Market structure: Costco’s direct lawsuit makes it a binary focal point for tariff risk and potential upside if refunds are awarded. With $275bn revenue and ~11% merchandise margins, even a modest share of the ~$90bn industry tariff pool matters; a $300–500m hit equals ~1–2% of gross profit and would be visible to margins. Private‑label (Kirkland) and 15%+ e‑commerce growth are immediate defensive levers that improve pricing power in import‑sensitive SKUs. Risk assessment: Near term (days–weeks) the Dec 11 earnings call is the key event; medium term (months) the Supreme Court ruling expected early‑2026 is binary and could trigger reimbursement vs permanent cost. Tail risks include adverse ruling + no refund mechanism (large one‑time charge), regulatory retaliation or consumer politicization; conversely a refund ruling could produce a multi‑quarter EPS tailwind. Hidden dependencies: Customs timing, supplier contract pass‑through clauses, and inventory location (domestic vs China) that determine true cash exposure. Trade implications: Tactical: prefer directional exposure to COST but hedge legal/timing risk with options.
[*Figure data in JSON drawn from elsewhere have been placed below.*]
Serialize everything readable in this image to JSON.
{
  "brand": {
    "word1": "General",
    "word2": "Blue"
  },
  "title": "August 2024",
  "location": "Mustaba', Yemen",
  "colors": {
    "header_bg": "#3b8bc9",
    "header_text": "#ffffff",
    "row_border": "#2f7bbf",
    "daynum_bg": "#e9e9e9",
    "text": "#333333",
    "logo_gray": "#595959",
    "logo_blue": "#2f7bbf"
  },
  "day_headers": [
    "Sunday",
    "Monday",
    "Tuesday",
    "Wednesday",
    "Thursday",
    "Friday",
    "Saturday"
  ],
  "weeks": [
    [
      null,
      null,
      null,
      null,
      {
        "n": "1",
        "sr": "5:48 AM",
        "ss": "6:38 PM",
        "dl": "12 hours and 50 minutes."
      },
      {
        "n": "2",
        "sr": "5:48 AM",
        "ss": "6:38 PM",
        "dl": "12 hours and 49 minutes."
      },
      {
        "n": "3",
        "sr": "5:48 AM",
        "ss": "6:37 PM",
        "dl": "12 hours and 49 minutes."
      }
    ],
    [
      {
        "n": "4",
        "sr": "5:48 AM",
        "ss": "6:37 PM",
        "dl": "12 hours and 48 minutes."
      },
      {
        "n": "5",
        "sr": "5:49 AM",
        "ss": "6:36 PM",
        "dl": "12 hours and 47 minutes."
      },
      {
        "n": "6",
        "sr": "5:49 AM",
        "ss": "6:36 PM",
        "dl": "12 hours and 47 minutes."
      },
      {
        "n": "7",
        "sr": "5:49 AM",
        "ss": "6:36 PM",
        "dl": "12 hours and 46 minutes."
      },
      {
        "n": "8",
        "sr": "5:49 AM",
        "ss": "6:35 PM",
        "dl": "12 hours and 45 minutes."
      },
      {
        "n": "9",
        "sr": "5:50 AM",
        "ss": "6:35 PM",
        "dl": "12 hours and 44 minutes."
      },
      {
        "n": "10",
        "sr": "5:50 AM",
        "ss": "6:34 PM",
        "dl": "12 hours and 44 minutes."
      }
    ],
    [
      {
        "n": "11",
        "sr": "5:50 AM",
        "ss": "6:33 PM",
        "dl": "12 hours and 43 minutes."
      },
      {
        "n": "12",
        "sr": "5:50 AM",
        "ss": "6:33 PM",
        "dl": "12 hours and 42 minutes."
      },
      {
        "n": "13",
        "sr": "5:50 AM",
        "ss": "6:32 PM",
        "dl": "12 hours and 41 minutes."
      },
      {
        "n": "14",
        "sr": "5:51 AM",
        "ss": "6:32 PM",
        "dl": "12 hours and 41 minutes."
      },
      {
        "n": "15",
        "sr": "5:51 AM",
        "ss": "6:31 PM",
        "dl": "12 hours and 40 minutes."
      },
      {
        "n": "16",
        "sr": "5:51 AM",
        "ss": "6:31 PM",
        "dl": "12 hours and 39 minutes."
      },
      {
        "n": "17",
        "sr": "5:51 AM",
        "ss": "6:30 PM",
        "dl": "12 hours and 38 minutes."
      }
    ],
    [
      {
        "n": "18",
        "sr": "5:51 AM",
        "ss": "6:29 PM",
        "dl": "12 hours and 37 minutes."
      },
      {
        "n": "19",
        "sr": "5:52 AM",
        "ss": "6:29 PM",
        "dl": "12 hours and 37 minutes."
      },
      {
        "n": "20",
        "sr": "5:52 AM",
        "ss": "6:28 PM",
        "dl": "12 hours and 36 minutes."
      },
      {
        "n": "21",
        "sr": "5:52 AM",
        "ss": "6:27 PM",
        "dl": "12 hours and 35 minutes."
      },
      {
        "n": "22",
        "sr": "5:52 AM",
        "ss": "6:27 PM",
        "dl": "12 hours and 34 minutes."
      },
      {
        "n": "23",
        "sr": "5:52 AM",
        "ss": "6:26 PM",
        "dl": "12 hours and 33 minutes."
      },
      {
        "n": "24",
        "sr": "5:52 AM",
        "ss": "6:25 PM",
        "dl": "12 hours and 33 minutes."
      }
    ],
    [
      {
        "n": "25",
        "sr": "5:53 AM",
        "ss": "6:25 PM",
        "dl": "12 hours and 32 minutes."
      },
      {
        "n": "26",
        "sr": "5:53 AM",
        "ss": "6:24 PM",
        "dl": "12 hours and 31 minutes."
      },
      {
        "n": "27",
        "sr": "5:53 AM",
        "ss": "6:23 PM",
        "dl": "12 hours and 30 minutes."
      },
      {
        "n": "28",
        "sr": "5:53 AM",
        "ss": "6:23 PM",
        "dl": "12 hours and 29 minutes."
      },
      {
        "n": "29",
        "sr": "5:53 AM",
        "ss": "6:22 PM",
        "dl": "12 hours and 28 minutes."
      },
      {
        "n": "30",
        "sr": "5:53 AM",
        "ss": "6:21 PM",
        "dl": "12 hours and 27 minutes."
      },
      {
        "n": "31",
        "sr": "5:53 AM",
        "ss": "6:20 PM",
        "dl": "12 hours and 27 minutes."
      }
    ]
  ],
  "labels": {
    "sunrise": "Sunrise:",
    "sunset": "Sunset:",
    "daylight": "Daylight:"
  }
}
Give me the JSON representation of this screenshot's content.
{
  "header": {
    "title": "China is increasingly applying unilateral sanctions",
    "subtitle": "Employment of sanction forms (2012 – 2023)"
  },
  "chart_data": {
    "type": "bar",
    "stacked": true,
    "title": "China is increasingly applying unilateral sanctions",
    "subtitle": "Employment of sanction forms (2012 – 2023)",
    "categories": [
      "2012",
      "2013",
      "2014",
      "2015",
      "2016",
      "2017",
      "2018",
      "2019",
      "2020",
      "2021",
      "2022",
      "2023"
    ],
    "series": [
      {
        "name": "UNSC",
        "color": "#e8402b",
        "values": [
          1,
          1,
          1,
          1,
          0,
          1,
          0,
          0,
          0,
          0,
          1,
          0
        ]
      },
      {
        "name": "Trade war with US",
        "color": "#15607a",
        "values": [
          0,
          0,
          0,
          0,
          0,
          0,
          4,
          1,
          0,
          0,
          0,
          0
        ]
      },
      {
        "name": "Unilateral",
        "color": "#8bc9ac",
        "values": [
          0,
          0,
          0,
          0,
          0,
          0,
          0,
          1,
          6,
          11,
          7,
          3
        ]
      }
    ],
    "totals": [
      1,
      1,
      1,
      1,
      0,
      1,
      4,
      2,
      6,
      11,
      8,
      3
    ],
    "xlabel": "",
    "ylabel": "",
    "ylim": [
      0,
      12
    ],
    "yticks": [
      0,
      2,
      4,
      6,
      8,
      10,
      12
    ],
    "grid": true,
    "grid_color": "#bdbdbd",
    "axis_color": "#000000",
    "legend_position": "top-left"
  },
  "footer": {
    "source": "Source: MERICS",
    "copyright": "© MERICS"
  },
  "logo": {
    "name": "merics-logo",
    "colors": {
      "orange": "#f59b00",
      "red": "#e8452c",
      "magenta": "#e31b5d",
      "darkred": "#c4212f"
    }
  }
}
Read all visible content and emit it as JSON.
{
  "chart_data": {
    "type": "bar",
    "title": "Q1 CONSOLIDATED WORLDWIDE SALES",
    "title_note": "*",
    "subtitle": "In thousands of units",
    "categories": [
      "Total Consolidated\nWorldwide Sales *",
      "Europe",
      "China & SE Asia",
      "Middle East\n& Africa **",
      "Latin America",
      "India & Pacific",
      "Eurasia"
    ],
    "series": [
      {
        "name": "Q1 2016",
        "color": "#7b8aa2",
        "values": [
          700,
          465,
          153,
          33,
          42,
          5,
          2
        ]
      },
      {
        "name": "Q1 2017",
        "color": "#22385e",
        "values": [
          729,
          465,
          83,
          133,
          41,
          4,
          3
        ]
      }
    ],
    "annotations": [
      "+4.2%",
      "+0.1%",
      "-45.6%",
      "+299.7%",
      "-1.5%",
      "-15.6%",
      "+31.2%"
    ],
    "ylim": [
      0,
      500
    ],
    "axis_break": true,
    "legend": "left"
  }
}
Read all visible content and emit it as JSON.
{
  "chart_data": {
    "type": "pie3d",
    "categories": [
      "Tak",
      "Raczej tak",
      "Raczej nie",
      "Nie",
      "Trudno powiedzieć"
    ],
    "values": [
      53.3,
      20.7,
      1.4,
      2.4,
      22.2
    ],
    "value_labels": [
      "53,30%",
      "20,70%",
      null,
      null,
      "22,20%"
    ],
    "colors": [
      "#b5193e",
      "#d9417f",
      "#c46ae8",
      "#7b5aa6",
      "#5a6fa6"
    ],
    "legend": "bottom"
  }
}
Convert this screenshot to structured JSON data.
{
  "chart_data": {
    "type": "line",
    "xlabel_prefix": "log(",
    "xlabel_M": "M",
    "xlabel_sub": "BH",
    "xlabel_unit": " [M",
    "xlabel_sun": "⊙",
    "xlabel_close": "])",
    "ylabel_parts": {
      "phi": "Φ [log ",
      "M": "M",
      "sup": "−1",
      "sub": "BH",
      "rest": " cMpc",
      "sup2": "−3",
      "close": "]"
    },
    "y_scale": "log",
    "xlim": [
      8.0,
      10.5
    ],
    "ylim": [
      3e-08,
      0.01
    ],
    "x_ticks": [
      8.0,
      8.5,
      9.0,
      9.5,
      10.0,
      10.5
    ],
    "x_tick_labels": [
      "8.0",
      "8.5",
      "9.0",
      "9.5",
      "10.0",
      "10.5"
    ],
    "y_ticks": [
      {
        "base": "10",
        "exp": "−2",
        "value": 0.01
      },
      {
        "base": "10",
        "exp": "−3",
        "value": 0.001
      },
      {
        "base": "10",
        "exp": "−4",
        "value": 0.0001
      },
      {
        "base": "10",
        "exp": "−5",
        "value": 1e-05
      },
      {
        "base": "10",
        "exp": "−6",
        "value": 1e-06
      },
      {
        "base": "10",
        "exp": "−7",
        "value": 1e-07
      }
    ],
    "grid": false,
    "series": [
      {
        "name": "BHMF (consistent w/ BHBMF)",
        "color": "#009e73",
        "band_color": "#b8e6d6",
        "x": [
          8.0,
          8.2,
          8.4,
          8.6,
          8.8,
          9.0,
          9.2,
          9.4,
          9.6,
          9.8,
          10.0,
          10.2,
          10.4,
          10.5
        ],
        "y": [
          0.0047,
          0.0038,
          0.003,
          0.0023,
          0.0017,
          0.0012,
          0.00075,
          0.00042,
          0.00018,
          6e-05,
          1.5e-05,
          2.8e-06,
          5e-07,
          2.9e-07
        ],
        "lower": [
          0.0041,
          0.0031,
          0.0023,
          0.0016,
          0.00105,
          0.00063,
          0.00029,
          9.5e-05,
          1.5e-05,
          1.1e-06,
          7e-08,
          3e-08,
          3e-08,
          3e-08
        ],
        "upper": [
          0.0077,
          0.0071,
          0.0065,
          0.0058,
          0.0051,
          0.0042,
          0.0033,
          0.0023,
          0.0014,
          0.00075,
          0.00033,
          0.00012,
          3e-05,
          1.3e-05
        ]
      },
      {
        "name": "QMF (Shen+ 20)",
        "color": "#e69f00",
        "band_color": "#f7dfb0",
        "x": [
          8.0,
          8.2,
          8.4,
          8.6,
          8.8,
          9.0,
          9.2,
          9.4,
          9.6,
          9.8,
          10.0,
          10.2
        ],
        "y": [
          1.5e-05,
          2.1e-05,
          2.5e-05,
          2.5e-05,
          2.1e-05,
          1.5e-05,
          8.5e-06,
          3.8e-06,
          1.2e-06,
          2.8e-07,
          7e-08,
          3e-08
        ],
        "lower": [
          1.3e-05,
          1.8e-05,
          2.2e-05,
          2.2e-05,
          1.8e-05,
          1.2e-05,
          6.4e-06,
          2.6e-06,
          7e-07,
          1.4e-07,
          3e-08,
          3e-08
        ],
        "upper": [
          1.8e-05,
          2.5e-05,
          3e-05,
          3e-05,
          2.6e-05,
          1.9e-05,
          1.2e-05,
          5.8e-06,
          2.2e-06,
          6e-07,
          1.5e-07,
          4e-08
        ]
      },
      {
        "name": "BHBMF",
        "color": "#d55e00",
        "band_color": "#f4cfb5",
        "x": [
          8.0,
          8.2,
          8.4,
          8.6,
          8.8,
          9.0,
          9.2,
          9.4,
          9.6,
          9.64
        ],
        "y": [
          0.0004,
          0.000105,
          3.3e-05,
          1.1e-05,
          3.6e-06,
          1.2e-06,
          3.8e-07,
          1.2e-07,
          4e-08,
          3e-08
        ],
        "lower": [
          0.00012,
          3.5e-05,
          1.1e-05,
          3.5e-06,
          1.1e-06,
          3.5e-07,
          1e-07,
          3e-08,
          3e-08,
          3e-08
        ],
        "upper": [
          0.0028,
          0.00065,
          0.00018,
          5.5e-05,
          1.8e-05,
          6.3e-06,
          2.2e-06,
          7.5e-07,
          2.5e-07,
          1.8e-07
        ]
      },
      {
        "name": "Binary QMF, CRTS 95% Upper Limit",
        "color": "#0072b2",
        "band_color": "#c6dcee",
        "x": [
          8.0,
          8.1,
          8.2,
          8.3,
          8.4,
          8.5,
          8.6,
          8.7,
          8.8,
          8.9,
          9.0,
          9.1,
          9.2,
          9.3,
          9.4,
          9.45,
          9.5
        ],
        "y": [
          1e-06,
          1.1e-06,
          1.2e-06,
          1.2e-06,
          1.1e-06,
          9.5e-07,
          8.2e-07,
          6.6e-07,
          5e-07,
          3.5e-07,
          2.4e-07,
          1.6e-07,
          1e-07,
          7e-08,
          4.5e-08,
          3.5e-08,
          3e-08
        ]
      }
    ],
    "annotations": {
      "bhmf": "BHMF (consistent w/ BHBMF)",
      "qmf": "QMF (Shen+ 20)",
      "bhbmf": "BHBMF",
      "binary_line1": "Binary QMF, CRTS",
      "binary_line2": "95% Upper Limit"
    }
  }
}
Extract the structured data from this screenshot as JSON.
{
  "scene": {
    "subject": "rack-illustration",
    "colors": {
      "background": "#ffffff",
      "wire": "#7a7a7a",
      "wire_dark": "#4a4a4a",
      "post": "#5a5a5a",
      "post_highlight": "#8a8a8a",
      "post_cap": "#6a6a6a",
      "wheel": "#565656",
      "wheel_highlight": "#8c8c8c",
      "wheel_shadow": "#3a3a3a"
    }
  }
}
Relative: long COST vs short WMT (Sam’s Club exposure isolated) to capture member‑model resilience; if management quantifies disputed tariffs ≤$500m, add to size. Use 3–9 month option structures (put spreads to cap downside into the SCOTUS decision; call overwrites if buying stock) rather than naked positions. Contrarian angles: The market may underweight upside from potential refunds and overprice political contagion risk; historically (2018 tariffs) winners emerged from supply‑chain repricing within 6–12 months. Risk of escalation (other retailers suing or government pushback) is real but low probability; mispricings may appear in near‑dated options where implied vol rises on the Dec 11 call but falls sharply on clarity — tradeable gamma event.